Desde hace varios años, en la parroquia de Álora se termina el año con la celebración de una Eucaristía en recuerdo de la muerte de Laura Aguirre, que acabó su vida terrena, precisamente, el último día del año 1986.

Ese acontecimiento supuso una gran conmoción en Álora y, al día siguiente, su entierro y funeral, presidido por el obispo D. Ramón Buxarráis, fue una enorme manifestación popular de cariño y respeto. 

Justamente 36 años antes, en el último día del Año Santo de 1950, comenzó su labor en Álora con tres niñas y su fiel colaboradora Ángeles Medina, en un pobre local, frente a la iglesia parroquial, donde no tenía casi nada, pero donde no faltaba una firme confianza en la providencia y la certeza de que emprendía un camino que iba a ser su definitiva vocación. 

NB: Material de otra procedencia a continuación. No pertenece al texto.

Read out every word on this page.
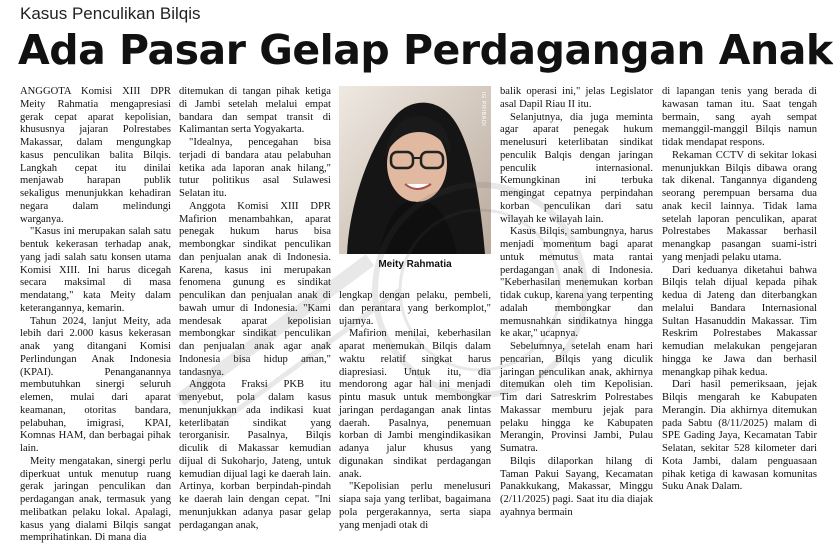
Kasus Penculikan Bilqis
Ada Pasar Gelap Perdagangan Anak

ANGGOTA Komisi XIII DPR Meity Rahmatia mengapresiasi gerak cepat aparat kepolisian, khususnya jajaran Polrestabes Makassar, dalam mengungkap kasus penculikan balita Bilqis. Langkah cepat itu dinilai menjawab harapan publik sekaligus menunjukkan kehadiran negara dalam melindungi warganya.

"Kasus ini merupakan salah satu bentuk kekerasan terhadap anak, yang jadi salah satu konsen utama Komisi XIII. Ini harus dicegah secara maksimal di masa mendatang," kata Meity dalam keterangannya, kemarin.

Tahun 2024, lanjut Meity, ada lebih dari 2.000 kasus kekerasan anak yang ditangani Komisi Perlindungan Anak Indonesia (KPAI). Penanganannya membutuhkan sinergi seluruh elemen, mulai dari aparat keamanan, otoritas bandara, pelabuhan, imigrasi, KPAI, Komnas HAM, dan berbagai pihak lain.

Meity mengatakan, sinergi perlu diperkuat untuk menutup ruang gerak jaringan penculikan dan perdagangan anak, termasuk yang melibatkan pelaku lokal. Apalagi, kasus yang dialami Bilqis sangat memprihatinkan. Di mana dia

ditemukan di tangan pihak ketiga di Jambi setelah melalui empat bandara dan sempat transit di Kalimantan serta Yogyakarta.

"Idealnya, pencegahan bisa terjadi di bandara atau pelabuhan ketika ada laporan anak hilang," tutur politikus asal Sulawesi Selatan itu.

Anggota Komisi XIII DPR Mafirion menambahkan, aparat penegak hukum harus bisa membongkar sindikat penculikan dan penjualan anak di Indonesia. Karena, kasus ini merupakan fenomena gunung es sindikat penculikan dan penjualan anak di bawah umur di Indonesia. "Kami mendesak aparat kepolisian membongkar sindikat penculikan dan penjualan anak agar anak Indonesia bisa hidup aman," tandasnya.

Anggota Fraksi PKB itu menyebut, pola dalam kasus menunjukkan ada indikasi kuat keterlibatan sindikat yang terorganisir. Pasalnya, Bilqis diculik di Makassar kemudian dijual di Sukoharjo, Jateng, untuk kemudian dijual lagi ke daerah lain. Artinya, korban berpindah-pindah ke daerah lain dengan cepat. "Ini menunjukkan adanya pasar gelap perdagangan anak,

IG PRIBADI
Meity Rahmatia

lengkap dengan pelaku, pembeli, dan perantara yang berkomplot," ujarnya.

Mafirion menilai, keberhasilan aparat menemukan Bilqis dalam waktu relatif singkat harus diapresiasi. Untuk itu, dia mendorong agar hal ini menjadi pintu masuk untuk membongkar jaringan perdagangan anak lintas daerah. Pasalnya, penemuan korban di Jambi mengindikasikan adanya jalur khusus yang digunakan sindikat perdagangan anak.

"Kepolisian perlu menelusuri siapa saja yang terlibat, bagaimana pola pergerakannya, serta siapa yang menjadi otak di

balik operasi ini," jelas Legislator asal Dapil Riau II itu.

Selanjutnya, dia juga meminta agar aparat penegak hukum menelusuri keterlibatan sindikat penculik Balqis dengan jaringan penculik internasional. Kemungkinan ini terbuka mengingat cepatnya perpindahan korban penculikan dari satu wilayah ke wilayah lain.

Kasus Bilqis, sambungnya, harus menjadi momentum bagi aparat untuk memutus mata rantai perdagangan anak di Indonesia. "Keberhasilan menemukan korban tidak cukup, karena yang terpenting adalah membongkar dan memusnahkan sindikatnya hingga ke akar," ucapnya.

Sebelumnya, setelah enam hari pencarian, Bilqis yang diculik jaringan penculikan anak, akhirnya ditemukan oleh tim Kepolisian. Tim dari Satreskrim Polrestabes Makassar memburu jejak para pelaku hingga ke Kabupaten Merangin, Provinsi Jambi, Pulau Sumatra.

Bilqis dilaporkan hilang di Taman Pakui Sayang, Kecamatan Panakkukang, Makassar, Minggu (2/11/2025) pagi. Saat itu dia diajak ayahnya bermain

di lapangan tenis yang berada di kawasan taman itu. Saat tengah bermain, sang ayah sempat memanggil-manggil Bilqis namun tidak mendapat respons.

Rekaman CCTV di sekitar lokasi menunjukkan Bilqis dibawa orang tak dikenal. Tangannya digandeng seorang perempuan bersama dua anak kecil lainnya. Tidak lama setelah laporan penculikan, aparat Polrestabes Makassar berhasil menangkap pasangan suami-istri yang menjadi pelaku utama.

Dari keduanya diketahui bahwa Bilqis telah dijual kepada pihak kedua di Jateng dan diterbangkan melalui Bandara Internasional Sultan Hasanuddin Makassar. Tim Reskrim Polrestabes Makassar kemudian melakukan pengejaran hingga ke Jawa dan berhasil menangkap pihak kedua.

Dari hasil pemeriksaan, jejak Bilqis mengarah ke Kabupaten Merangin. Dia akhirnya ditemukan pada Sabtu (8/11/2025) malam di SPE Gading Jaya, Kecamatan Tabir Selatan, sekitar 528 kilometer dari Kota Jambi, dalam penguasaan pihak ketiga di kawasan komunitas Suku Anak Dalam.
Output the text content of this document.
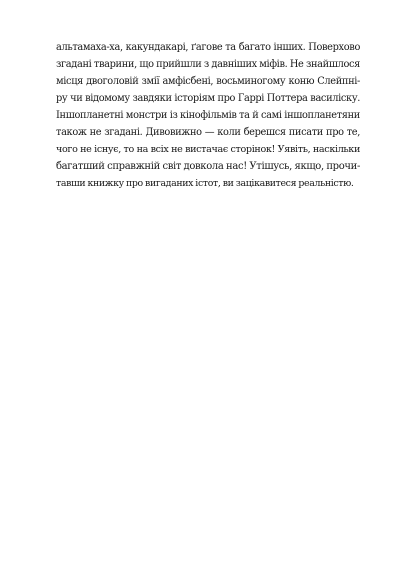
альтамаха-ха, какундакарі, ґагове та багато інших. Поверхово
згадані тварини, що прийшли з давніших міфів. Не знайшлося
місця двоголовій змії амфісбені, восьминогому коню Слейпні-
ру чи відомому завдяки історіям про Гаррі Поттера василіску.
Іншопланетні монстри із кінофільмів та й самі іншопланетяни
також не згадані. Дивовижно — коли берешся писати про те,
чого не існує, то на всіх не вистачає сторінок! Уявіть, наскільки
багатший справжній світ довкола нас! Утішусь, якщо, прочи-
тавши книжку про вигаданих істот, ви зацікавитеся реальністю.
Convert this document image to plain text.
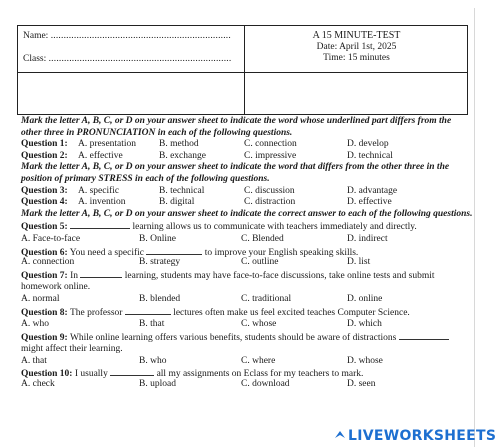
Name: ......................................................................
Class: .......................................................................
A 15 MINUTE-TEST
Date: April 1st, 2025
Time: 15 minutes
Mark the letter A, B, C, or D on your answer sheet to indicate the word whose underlined part differs from the other three in PRONUNCIATION in each of the following questions.
Question 1: A. presentation B. method	C. connection	D. develop
Question 2: A. effective	B. exchange	C. impressive	D. technical
Mark the letter A, B, C, or D on your answer sheet to indicate the word that differs from the other three in the position of primary STRESS in each of the following questions.
Question 3: A. specific	B. technical	C. discussion	D. advantage
Question 4: A. invention	B. digital	C. distraction	D. effective
Mark the letter A, B, C, or D on your answer sheet to indicate the correct answer to each of the following questions.
Question 5:	learning allows us to communicate with teachers immediately and directly.
A. Face-to-face	B. Online	C. Blended	D. indirect
Question 6: You need a specific	to improve your English speaking skills.
A. connection	B. strategy	C. outline	D. list
Question 7: In	learning, students may have face-to-face discussions, take online tests and submit homework online.
A. normal	B. blended	C. traditional	D. online
Question 8: The professor	lectures often make us feel excited teaches Computer Science.
A. who	B. that	C. whose	D. which
Question 9: While online learning offers various benefits, students should be aware of distractions  might affect their learning.
A. that	B. who	C. where	D. whose
Question 10: I usually	all my assignments on Eclass for my teachers to mark.
A. check	B. upload	C. download	D. seen
LIVEWORKSHEETS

Puede decirse que su muerte fue coherente con su vida. Estuvo ese día con sus niñas, ayudando en el comedor. Durante la comida se sintió indispuesta. Llamaron al médico y poco tiempo después había fallecido.  

Todos los que vieron su cuerpo sin vida coincidieron en que transmitía una extraña sensación de paz y serenidad. Tenemos el testimonio del D. Diego Núñez García, que era el médico que la atendió en aquellos últimos momentos. El doctor Núñez, que además tenía amistad con la Sierva de Dios, era consciente de que aquella vida estaba acabando. «No se me pasaron por alto -decía- dos sensaciones que siempre me acompañaron en mi relación con Laura: una, que la habitación destilaba la humildad que siempre había acompañado a Laura en su vida; y otra, que el semblante de la Señorita Laura era de profunda paz, pues estaba como dormida, sin sufrimiento, y se marchaba en paz». 

Aunque sólo el Señor conoce totalmente la intimidad de cada alma, suponemos que a la Sierva de Dios este trance la encontró preparada para partir en paz y con el equipaje preparado para el último viaje. Un equipaje repleto con una vida de renuncias, caridad, profunda espiritualidad y -siempre lo repetimos- inagotable confianza en la Divina Providencia. 

Atrás quedaban 85 años de una vida plena, que dejó detrás de un puñado de semillas que hoy siguen germinando y produciendo frutos.